Tourists Bask in Hollywood Infamy

By Buck Wolf

June 3, 2003 --   — Remember when Meg Ryan demonstrated the art of faking an orgasm in When Harry Met Sally? Would you like to have what she had? In the very same spot? Now you can.

Katz's Delicatessen in New York City will soon bear a plaque to commemorate the scene in the 1989 Rob Reiner comedy when Ryan demonstrated to Billy Crystal just how easy it is to fool a man.

Ryan's moan-and-groan performance was so good, a middle-aged woman at a nearby table delivered one of the movie's best lines, "I'll have what she's having."

You'll soon see such plaques throughout New York. Organizers of the Tribeca Film Festival announced that Katz's Deli was the first of many locations to be commemorated under the new "Set in New York" program.

Katz's didn't wait for the city to act. Several years ago it posted a sign that read, "You are sitting where Harry met Sally." But that's not exactly accurate.

The characters actually had shared a car ride years earlier. But how much detail do you really need when you're eating?

An Appetite for Scandal

It's unclear what other sites will be designated. One would imagine that you'll soon see a plaque at the top of the Empire State Building, where Ryan shared a more traditional film moment with Tom Hanks in Sleepless in Seattle.

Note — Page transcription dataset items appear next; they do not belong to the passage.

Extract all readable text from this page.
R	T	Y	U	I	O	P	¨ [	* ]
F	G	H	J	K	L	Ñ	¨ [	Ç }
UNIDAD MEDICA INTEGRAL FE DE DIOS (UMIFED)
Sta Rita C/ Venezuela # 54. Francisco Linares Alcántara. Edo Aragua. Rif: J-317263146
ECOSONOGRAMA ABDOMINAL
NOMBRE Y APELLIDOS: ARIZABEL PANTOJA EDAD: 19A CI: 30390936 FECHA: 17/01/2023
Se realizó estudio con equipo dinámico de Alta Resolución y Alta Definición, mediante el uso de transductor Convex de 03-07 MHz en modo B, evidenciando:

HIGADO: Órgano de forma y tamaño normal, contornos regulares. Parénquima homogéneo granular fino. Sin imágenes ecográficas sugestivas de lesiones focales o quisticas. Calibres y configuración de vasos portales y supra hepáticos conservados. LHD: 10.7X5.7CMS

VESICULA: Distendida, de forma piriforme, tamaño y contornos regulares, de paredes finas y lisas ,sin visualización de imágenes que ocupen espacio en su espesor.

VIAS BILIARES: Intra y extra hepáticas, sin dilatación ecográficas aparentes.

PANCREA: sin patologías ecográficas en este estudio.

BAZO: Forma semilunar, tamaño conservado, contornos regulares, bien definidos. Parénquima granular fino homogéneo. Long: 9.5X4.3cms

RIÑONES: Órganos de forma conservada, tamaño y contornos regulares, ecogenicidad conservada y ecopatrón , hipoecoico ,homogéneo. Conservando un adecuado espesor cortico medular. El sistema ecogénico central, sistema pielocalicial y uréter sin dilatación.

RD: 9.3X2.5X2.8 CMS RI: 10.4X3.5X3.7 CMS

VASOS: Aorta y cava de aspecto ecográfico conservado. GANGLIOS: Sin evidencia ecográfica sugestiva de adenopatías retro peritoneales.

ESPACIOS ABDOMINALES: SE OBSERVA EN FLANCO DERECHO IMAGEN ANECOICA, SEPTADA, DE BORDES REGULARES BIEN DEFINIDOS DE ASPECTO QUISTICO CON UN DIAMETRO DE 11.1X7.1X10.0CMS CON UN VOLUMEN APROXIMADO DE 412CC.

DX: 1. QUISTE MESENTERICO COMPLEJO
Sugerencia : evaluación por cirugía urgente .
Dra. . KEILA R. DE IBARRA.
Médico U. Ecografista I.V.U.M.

Those fairy-tale moments are nice, but there's no denying that movie lovers have an appetite to see where some of the most salacious and even horrific scenes were filmed.

Even in New York, some moments of movie magic are just passed over every day, such as the subway grating on the northwest corner of Lexington Avenue and 52nd Street, where Marilyn Monroe posed suggestively as a gust of wind billowed up her shear white dress in 1955's The Seven Year Itch.

Joe DiMaggio, Monroe's then-husband, was supposedly furious with the shot, and their marriage dissolved soon after.

"It's a reality check." says Chris Epting, author of James Dean Died Here (Santa Monica Press), a travel guide to offbeat cultural landmarks. "When you connect with a movie, it's only natural to be drawn to whatever part of the story actually exists."